Like some revenge-fuelled fisherman in one of those godawful ‘I know how you batted last summer’ movies, the horror of the Ashes are bearing down on us, threatening to gut our hopes of victory with the bloodied hook of 2AM batting collapses.
Or some other, less strained metaphor not built on a 90s teen horror movie franchise best left forgotten.
But with Darren Lehmann now inserted as the BUPA healthier version of former coach Mickey Arthur, there’s plenty of fresh fodder for speculation in the last fortnight before the series actually begins.
Will Chairman of Selectors John Inverarity be replaced by a flea-ridden sock puppet? Will incumbent Test captain Shane Watson unveil some Machiavellian scheme to retain the team leadership he worked so hard to stumble ass-backwards into on the tour of India? Who, exactly, will be next to punch Joe Root upside the head?
And the big one: what are Australia’s chances of winning the Ashes (or ‘returning the urn’ as some rhyme-happy Twitter hashtags would have it), really?
I can’t answer any of the first three, but I can take a quantifiable stab at the last.
First, let’s note that of the 94 non-drawn Test series between the top eight Test nations over the past decade or so, only 31 have been won by visiting teams. That’s a little less than a one in three chance.
Next, let’s add a little bit more smartitude to this. The ICC publishes Test ratings, which attempt to quantify the relative strengths of the Test nations. With a little bit of digging I was able to find the ratings for all teams for all those series over the past decade or so. How useful are those in predicting the winners of Test series?
Pretty darn useful as it turns out.
Like Duckworth Lewis targets or the running between wickets of Phil Hughes, it’s probably simplest to skip the tedious details of the mathematical calculations and cut straight to the results.

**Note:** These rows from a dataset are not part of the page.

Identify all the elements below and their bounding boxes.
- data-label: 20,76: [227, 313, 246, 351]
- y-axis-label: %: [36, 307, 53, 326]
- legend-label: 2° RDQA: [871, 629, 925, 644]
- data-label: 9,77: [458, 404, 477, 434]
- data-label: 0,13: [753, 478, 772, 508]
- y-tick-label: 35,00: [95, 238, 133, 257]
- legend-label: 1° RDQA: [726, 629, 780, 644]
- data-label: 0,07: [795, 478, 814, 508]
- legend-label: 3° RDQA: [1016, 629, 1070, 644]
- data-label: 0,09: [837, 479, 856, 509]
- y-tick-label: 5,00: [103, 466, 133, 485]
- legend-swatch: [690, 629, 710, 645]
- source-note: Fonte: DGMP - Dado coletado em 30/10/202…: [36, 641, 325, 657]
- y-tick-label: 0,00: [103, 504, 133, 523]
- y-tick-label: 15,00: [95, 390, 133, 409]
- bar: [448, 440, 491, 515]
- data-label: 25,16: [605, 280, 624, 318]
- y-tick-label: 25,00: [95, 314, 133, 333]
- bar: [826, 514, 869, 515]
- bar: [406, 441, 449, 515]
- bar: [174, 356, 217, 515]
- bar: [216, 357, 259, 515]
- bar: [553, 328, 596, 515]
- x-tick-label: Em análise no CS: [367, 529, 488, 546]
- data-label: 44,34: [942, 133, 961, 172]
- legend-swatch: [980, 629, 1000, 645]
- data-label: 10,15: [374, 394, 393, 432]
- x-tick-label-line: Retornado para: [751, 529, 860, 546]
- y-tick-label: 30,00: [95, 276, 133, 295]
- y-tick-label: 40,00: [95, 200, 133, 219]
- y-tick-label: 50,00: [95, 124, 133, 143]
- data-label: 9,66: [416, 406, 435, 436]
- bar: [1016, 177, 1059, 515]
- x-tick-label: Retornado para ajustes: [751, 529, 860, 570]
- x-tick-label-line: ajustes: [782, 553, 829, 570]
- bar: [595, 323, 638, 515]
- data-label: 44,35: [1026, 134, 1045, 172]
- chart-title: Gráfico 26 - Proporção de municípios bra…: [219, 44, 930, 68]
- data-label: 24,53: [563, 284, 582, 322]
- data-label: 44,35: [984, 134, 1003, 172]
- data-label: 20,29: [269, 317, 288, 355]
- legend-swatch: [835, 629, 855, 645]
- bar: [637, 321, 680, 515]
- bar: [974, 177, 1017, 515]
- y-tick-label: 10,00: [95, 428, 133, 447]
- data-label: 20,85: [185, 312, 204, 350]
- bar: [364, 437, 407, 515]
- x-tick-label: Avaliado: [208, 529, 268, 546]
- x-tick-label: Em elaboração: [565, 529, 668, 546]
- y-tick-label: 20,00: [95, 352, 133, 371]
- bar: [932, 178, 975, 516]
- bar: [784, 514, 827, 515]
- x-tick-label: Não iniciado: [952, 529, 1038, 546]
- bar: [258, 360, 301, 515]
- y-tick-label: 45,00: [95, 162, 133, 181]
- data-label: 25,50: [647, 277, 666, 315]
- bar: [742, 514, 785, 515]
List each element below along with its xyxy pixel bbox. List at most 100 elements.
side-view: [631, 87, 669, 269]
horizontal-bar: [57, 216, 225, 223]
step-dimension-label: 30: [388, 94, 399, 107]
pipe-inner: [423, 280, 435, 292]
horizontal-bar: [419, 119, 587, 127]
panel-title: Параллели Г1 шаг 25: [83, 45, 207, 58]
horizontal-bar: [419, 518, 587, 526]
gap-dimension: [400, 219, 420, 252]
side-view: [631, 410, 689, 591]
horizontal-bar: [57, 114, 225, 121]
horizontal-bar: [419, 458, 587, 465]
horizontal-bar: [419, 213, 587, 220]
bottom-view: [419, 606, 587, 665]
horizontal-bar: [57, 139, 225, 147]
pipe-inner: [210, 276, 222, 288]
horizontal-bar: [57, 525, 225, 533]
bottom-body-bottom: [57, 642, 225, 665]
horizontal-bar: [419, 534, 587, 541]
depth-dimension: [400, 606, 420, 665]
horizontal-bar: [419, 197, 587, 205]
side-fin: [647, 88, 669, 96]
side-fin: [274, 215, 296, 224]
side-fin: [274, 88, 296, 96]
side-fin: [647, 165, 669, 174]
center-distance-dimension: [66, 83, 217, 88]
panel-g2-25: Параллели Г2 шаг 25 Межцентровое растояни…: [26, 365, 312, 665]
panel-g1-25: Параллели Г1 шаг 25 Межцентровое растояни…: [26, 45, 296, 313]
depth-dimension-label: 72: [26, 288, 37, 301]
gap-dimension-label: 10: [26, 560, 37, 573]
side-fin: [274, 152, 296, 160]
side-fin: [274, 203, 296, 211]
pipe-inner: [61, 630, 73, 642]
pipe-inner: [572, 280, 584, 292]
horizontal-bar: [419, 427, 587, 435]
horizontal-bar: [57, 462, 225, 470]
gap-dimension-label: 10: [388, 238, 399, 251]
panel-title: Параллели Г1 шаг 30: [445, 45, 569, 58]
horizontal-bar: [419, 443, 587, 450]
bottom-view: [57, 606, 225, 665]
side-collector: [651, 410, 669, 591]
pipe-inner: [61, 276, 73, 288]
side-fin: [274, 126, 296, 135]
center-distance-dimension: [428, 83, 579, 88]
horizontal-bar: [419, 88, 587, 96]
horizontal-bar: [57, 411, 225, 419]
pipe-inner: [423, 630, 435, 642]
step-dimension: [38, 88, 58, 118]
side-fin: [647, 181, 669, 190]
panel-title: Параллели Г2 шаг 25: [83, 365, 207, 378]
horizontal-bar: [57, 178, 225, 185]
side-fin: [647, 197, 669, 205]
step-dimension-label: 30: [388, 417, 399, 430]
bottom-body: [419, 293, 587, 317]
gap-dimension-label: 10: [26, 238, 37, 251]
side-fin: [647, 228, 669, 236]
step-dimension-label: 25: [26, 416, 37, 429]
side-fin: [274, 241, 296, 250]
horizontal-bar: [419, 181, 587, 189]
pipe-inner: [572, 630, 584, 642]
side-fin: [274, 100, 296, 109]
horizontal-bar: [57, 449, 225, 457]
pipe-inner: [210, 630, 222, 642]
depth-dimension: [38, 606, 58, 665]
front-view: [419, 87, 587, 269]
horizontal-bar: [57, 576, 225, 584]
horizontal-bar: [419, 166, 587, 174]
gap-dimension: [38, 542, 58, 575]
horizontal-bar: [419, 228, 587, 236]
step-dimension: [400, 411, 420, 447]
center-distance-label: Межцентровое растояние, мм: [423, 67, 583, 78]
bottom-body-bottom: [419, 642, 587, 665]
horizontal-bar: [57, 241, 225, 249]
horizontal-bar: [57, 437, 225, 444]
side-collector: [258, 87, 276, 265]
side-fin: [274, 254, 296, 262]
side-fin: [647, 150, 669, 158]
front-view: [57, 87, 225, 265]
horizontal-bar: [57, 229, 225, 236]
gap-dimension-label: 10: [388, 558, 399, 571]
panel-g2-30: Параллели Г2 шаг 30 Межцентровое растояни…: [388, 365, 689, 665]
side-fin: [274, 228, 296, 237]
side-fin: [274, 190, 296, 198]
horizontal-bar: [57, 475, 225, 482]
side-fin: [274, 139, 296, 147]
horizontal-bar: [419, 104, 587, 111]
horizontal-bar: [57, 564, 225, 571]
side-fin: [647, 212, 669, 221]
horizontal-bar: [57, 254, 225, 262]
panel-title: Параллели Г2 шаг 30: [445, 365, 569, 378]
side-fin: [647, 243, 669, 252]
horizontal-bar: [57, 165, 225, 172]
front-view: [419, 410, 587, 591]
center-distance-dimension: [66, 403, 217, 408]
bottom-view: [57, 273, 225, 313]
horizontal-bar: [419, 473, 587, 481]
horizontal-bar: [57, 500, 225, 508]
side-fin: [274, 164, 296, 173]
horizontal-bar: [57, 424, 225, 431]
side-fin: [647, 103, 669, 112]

(Although, if you must know, I derived the proportion of the visiting team’s rating to the sum of the two teams’ ratings, converted it to log-odds, then performed a linear regression against a similarly log-oddsified proportion of Tests won by the visiting team [using a Laplacian rule of succession for whitewashes, obviously], with the regression constant factor retained to adjust for home ground advantage. Because what else would one do?)
The result of this quick and dirty analysis? Turns out the team ratings allow you to predict the likely number of wins by the visiting team and get within 0.5 of the correct number a little over 76% of the time.
How does this translate for the Aussies in the upcoming Ashes?
The most likely result by this formula is that Australia will ‘win’ two Tests out of the five. Since draws count as half a point, those two ‘wins’ could be one actual win and two draws. Or four draws. Or, as strange as it may seem, two actual wins.
Whichever way it shakes out, England win the series by a one-Test margin and Australia fail to regain the Ashes (‘spurning the urn’).
What about a drawn series? To draw the series, Australia need to get 2.5 wins out of the five Tests. According to the formula, there’s roughly a 13% chance of that happening. But even if it does, the Poms keep the Ashes, at least until the Australian summer (‘adjourning the urn’).
And what are the chances of Australia winning the series and actually returning the urn? About 6%. Which, by any standard, isn’t great.
But, on the positive side, we’ve smashed the Poms in the pre-series fiasco-a-thon (‘upturning the urn’). And that’s got to count for something, right?